PrimeSense actually developed a chip that sits right in the camera device, and that's where the camera starts deciphering the image. It looks for any shapes that appear to be a human body (a head, torso, and two legs and arms), and then starts calculating things like how those arms and legs are moving, where they can move (your arms probably can't fold backwards at the elbow, for example), and where they'll be in a few microseconds.
A lot of this processing is done by Microsoft in its own software as well, and things like interfaces and the Kinect API weren't created by PrimeSense either -- those are both handled on Microsoft's end. "The vision of natural interface is something that was cooked up on Microsoft's side," I was told, "but they were waiting for the kind of technology that would enable it." PrimeSense's system does the basic calculations about what the computer sees as human and how it reports that to the Xbox itself.

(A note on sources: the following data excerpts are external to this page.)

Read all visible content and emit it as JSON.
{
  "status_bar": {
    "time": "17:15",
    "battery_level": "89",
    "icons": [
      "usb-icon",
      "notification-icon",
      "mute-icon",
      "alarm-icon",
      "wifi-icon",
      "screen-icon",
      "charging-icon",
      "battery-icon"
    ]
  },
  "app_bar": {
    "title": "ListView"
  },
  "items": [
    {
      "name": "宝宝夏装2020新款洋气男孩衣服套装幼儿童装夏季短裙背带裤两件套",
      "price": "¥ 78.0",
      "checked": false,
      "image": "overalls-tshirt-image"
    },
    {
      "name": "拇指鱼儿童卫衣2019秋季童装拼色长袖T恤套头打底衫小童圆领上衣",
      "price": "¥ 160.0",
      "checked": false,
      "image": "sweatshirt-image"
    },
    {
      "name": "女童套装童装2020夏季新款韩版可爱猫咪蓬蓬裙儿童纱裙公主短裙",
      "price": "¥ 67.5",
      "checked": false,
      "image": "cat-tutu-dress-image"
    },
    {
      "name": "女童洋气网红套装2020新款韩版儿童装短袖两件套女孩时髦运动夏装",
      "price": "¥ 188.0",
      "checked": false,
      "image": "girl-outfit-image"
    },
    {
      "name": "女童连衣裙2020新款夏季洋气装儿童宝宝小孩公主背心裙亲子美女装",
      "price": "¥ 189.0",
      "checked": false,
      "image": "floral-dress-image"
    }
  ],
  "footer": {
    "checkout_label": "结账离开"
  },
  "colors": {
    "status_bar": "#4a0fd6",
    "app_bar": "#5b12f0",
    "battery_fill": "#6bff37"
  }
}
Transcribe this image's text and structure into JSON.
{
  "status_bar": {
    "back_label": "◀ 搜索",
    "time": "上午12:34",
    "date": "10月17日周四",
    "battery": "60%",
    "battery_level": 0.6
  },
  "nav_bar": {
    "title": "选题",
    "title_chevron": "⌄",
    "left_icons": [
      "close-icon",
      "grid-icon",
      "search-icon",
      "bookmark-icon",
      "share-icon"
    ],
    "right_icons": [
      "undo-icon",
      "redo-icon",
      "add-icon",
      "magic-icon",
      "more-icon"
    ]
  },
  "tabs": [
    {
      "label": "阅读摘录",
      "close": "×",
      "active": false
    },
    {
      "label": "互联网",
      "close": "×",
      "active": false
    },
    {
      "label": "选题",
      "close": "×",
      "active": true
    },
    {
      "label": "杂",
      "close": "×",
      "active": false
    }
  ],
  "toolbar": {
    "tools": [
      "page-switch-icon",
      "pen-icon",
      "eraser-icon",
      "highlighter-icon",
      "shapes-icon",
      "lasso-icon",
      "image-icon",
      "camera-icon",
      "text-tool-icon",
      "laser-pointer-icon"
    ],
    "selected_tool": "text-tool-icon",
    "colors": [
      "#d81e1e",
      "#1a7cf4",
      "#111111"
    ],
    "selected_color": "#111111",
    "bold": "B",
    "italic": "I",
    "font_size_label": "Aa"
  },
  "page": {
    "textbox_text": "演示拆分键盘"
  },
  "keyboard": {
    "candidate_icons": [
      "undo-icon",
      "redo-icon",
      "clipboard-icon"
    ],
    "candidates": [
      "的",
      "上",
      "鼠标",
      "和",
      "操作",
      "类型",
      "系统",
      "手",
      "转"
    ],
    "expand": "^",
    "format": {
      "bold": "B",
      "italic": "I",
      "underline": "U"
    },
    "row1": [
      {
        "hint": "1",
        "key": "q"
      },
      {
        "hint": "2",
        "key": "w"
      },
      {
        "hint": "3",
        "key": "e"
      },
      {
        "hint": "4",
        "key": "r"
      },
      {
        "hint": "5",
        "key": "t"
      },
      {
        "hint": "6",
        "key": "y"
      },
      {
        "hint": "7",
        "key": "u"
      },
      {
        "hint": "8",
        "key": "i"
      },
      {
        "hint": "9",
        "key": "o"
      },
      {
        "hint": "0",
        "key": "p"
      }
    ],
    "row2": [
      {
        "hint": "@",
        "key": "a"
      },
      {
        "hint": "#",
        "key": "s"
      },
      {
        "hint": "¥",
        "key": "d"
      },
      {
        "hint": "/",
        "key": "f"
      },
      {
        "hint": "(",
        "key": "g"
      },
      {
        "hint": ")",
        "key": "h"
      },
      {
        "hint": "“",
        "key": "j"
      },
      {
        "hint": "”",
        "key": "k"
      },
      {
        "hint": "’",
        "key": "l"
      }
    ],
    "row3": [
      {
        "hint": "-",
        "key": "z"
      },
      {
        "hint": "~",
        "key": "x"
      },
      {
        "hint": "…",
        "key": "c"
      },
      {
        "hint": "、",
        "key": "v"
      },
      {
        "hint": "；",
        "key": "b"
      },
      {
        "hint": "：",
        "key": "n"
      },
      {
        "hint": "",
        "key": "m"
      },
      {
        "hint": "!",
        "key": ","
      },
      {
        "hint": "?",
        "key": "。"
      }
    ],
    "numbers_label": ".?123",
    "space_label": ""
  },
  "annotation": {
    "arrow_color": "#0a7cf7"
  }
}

PrimeSense reps also told me that the camera can "see" any number of people on the screen -- you can fit as many people in that camera as possible, and the computer will see all of them and can even recognize them as human shapes. But it can only run calculations on two people at a time, just because the processing power required to track all of the body's locations and movements is so great (Update: See below). During our testing with the device, a person moving in front of the camera was able to "steal focus," but the computer can also be told through gestures to keep focus on a certain person.
PrimeSense is also licensing the technology to non-gaming devices like media centers, coming to store shelves as soon as 2011 -- they are selling developer kits now, and showed me a demo of a possible interface for watching and browsing movies. Microsoft has done a lot already with this hardware, and PrimeSense is aiming to get it out into even more devices and homes in the future.
Update: PrimeSense has gotten in touch with us to say that it was only the demo software it showed off at E3 that could support only two users, not the hardware itself. Theoretically, with enough processing power, PrimeSense's hardware licensed by Kinect could support any number of players.
But the company can't speak to us about Microsoft's implementation or how many players it can support. We'll try to check with Microsoft and let you know what we find.